When the Emperor reached the capital, he learned the misuse Domitian had made of that which he had arrogated to himself, or which had been granted to him by the Senate, in his father’s absence. The old Emperor was vastly displeased at the misconduct of his younger son, and would perhaps have dealt severely with him, had he not been dissuaded from so doing by Titus, who pointed out, that as he himself had no son, in all probability Domitian would at some time succeed to the purple.

The young man, kept in the background, not even allowed the command in any military expedition, carefully watched and restrained from giving vent to his natural disposition, chafed at his enforced inactivity, and at the marked manner in which he was set behind his elder brother, a man who, by the capture of Jerusalem, had gained a name, and had attached the soldiery to him. Domitian was known to the military only by his abortive attempt to pluck the laurels in Germany from the brow of his kinsman Cerealis, for the adornment of his own head.

Domitian was granted none of the titles that indicated association in the Empire. He was not suffered to take part in public affairs. His insolence in neglecting the duties of prætor of the city, as beneath his dignity, was punished in this manner. When Titus celebrated his triumph after the Jewish war, with unusual magnificence, he and his father rode in chariots of state, but Domitian was made to follow on horseback. When Vespasian and his eldest son showed themselves in public, they were carried on thrones, whereas Domitian was made to attend in the rear in a litter.
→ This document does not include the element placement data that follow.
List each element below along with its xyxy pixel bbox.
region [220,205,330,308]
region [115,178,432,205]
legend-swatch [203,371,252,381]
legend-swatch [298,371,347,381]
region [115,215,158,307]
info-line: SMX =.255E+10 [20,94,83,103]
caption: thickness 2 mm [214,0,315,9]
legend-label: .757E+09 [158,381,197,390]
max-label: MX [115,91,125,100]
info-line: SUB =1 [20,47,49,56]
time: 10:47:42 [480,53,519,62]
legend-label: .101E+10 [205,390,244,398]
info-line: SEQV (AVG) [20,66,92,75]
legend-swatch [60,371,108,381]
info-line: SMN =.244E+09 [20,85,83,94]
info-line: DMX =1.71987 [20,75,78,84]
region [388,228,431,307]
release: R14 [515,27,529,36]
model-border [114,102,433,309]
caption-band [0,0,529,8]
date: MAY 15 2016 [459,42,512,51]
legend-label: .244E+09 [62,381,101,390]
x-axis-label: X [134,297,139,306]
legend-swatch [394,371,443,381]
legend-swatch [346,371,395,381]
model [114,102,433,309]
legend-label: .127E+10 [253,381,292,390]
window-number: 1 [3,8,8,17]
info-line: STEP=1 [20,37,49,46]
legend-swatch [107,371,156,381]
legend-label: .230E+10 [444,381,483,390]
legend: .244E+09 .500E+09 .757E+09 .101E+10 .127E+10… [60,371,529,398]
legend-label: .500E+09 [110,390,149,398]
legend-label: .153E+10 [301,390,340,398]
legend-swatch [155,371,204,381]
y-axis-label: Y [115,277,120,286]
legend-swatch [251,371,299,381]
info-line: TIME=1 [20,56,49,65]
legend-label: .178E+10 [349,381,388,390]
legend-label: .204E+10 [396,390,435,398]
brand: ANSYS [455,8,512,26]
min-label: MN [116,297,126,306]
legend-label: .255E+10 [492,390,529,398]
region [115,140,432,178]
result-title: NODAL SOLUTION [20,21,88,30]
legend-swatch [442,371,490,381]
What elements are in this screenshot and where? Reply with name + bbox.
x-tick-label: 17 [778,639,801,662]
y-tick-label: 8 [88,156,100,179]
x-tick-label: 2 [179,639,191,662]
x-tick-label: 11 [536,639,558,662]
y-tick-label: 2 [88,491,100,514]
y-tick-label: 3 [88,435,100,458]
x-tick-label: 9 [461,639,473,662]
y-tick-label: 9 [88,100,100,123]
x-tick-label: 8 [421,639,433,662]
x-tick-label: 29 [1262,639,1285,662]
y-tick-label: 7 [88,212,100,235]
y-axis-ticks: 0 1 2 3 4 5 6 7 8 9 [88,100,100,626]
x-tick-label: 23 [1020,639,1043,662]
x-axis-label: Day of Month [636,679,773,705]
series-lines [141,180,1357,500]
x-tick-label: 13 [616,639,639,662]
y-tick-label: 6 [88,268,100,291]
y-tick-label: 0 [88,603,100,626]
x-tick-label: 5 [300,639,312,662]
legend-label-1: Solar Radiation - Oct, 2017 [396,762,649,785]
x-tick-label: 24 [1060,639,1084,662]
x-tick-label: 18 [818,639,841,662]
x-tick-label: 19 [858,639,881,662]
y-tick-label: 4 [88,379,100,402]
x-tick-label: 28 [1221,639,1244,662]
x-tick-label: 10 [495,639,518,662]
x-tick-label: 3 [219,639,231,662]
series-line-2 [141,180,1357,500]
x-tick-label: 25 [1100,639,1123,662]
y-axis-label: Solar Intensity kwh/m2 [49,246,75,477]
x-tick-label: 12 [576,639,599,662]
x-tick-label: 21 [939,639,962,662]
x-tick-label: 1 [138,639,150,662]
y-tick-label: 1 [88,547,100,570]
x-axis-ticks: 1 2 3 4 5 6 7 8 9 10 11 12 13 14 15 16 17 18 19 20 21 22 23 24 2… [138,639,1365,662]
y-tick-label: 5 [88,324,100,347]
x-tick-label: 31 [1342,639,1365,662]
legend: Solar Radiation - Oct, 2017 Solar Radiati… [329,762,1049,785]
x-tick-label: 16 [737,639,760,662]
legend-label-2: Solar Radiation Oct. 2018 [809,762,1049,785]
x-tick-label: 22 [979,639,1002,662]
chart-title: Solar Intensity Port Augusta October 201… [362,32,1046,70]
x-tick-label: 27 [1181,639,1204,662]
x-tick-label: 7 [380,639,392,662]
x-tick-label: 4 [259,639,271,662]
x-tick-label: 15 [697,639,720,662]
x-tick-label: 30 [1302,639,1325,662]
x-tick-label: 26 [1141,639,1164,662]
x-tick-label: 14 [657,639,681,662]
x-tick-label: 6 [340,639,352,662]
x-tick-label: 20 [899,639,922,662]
The envious, ambitious young prince, under this treatment was driven to wear a mask, and he affected a love of literature, and indifference to the affairs of state. Titus, who knew less of him than his father, was deceived, but Vespasian was too well aware of the radically evil heart of his younger son to trust him in any way.

Domitia was unable to escape from compulsary association with this imperial cub. Vespasian was unwilling to undo the past, and have the scandal raked up again, and public attention called to it. The minds of the volatile Romans had forgotten the circumstances and were occupied with new matters of gossip. Domitian married Domitia Longina, and the old Emperor after some consideration concluded that she should remain his wife.

But the relations between her and the prince were strained. She hated him for what he had done, and she made no attempt to affect a liking she did not feel.

Lamia remained unmarried; he had cared for no other woman, and he felt that there was not to be found one who could ever be to him what he had hoped Domitia would have proved.

Once Titus asked him his reason for not marrying.

“Why do you inquire?” said Lamia, with a bitter smile, “do you also wish to carry off my wife?”

On the death of the old Emperor, Titus succeeded without any difficulties being raised. His father had already associated him in the Empire and had gradually transferred the conduct of affairs to his hands.

Hitherto the brothers had lived on very good terms with each other, at all events in appearance, and Domitian had been sufficiently prudent to veil his jealousy of Titus, who had shown himself kindly disposed towards his younger brother.

On the accession of Titus, Domitian hoped to be associated with him in government in the same manner as Titus had been with his father. In this he was disappointed, his disappointment got the better of his prudence, and he declared that his brother had falsified the will of Vespasian, who had divided the power equally between them.

On the first day of his reign, Titus designated Domitian as his successor, but he allowed him no independent power; and the young prince at once involved himself in intrigues and sought to rouse the troops to revolt, and to proclaim him in place of Titus.

The condition of Domitia would have been more intolerable than it was, but that Vespasian, up to his death, retained his younger son about his person, in Rome, and it was but rarely that the prince was able to escape to his villa, at Albanum, where Domitia remained in seclusion. And his visits there were not only few and far between, but also brief.

He was in bad humor when there, at liberty to vent his irritation at the manner in which he was treated by his father, and the behavior towards him of Domitia was not calculated to dispel his vapors.